De plus, il y a un détail plus subtil et bien caché. Si Jésus, en accord avec la Loi, approuve l’exécution de cette femme, on pourra le dénoncer au pouvoir romain, qui non seulement ne reconnaissait pas la peine de mort pour l’adultère, mais il avait interdit aux juifs de mettre quelqu’un à mort. Souvenez-vous de ce que les juifs disaient à Pilate : « il nous est interdit de mettre quelqu’un à mort »(Jn 18,31).

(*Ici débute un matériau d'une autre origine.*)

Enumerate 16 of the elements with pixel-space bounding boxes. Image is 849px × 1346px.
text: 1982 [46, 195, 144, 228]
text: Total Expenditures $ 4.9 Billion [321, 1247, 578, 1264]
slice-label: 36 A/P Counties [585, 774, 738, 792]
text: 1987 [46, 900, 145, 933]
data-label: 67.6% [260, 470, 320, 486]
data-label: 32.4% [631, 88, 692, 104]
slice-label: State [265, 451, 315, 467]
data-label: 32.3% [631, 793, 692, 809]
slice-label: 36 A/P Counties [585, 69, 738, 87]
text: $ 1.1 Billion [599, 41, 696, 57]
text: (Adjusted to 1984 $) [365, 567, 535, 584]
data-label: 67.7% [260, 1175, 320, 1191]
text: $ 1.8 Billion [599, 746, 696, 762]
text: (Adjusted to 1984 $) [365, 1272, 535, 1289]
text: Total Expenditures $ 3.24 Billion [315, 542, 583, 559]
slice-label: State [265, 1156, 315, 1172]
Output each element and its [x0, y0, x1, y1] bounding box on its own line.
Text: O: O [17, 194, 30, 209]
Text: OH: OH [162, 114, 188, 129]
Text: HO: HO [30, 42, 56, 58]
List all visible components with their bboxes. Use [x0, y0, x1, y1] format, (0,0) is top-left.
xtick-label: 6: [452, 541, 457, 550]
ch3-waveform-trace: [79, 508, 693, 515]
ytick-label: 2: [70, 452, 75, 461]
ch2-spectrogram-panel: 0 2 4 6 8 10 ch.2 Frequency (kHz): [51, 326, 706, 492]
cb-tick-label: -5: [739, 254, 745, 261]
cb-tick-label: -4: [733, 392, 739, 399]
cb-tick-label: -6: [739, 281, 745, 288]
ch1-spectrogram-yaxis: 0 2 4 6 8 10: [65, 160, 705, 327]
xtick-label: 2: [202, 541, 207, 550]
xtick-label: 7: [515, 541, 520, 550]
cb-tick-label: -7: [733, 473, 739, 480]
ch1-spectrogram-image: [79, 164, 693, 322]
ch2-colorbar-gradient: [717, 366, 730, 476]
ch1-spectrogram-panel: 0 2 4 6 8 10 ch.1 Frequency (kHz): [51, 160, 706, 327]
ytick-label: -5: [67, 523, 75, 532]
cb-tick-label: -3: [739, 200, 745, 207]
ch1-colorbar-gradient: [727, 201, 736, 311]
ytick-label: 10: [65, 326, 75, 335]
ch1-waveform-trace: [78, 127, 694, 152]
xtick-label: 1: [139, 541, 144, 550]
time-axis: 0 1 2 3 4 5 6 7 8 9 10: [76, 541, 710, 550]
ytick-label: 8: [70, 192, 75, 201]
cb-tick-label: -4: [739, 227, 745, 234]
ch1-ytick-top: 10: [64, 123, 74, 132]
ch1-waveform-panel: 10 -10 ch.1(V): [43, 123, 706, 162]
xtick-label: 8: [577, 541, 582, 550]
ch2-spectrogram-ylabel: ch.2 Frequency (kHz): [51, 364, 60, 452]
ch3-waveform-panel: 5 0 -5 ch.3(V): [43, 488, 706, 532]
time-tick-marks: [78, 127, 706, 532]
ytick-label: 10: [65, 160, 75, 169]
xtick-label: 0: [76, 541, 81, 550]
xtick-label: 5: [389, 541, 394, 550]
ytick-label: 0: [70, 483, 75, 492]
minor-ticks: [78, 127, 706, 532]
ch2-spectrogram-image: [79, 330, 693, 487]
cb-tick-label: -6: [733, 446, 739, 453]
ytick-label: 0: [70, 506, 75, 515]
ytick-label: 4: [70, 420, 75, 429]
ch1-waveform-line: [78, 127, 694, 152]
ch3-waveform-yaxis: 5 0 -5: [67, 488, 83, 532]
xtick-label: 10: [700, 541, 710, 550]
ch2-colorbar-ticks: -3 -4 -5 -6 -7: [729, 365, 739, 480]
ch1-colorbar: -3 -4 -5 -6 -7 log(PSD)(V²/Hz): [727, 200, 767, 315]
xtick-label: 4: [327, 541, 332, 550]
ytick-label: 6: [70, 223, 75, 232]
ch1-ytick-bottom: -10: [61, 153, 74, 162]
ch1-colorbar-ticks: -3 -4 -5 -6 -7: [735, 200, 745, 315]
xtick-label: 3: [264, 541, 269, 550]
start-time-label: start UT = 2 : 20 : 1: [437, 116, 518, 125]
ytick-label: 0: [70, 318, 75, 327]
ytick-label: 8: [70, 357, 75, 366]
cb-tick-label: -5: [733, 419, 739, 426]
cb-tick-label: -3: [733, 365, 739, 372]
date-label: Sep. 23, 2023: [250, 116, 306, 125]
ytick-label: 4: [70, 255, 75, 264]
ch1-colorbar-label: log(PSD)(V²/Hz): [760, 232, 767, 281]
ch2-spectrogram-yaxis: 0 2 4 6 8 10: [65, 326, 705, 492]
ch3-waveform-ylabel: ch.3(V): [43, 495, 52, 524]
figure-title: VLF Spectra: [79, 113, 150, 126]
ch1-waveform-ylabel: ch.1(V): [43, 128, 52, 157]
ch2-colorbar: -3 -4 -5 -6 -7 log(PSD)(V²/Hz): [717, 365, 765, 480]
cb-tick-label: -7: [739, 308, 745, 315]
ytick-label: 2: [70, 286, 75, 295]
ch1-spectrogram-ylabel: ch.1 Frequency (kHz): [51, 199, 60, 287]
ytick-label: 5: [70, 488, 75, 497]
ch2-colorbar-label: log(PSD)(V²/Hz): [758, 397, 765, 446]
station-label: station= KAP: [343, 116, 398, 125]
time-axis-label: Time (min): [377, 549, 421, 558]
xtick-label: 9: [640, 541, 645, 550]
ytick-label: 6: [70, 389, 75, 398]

Donc, c’est un coup bien monté et Jésus serait perdant dans tous les cas. En réalité, dans ce cercle des accusateurs, il n’y a pas que la femme. Jésus y est aussi et à la place de l’accusé non du juge.
Mais Jésus semble ne pas réagir au problème qu’on lui expose. Son attitude en dit long : „S’étant baissé et, du doigt, il écrivait sur la terre”. C’est la seule fois qu’il écrit. On ne saura pas ce qu’il écrit. Saint Jérôme dira plus tard qu’il écrivait les péchés des accusateurs de cette femme.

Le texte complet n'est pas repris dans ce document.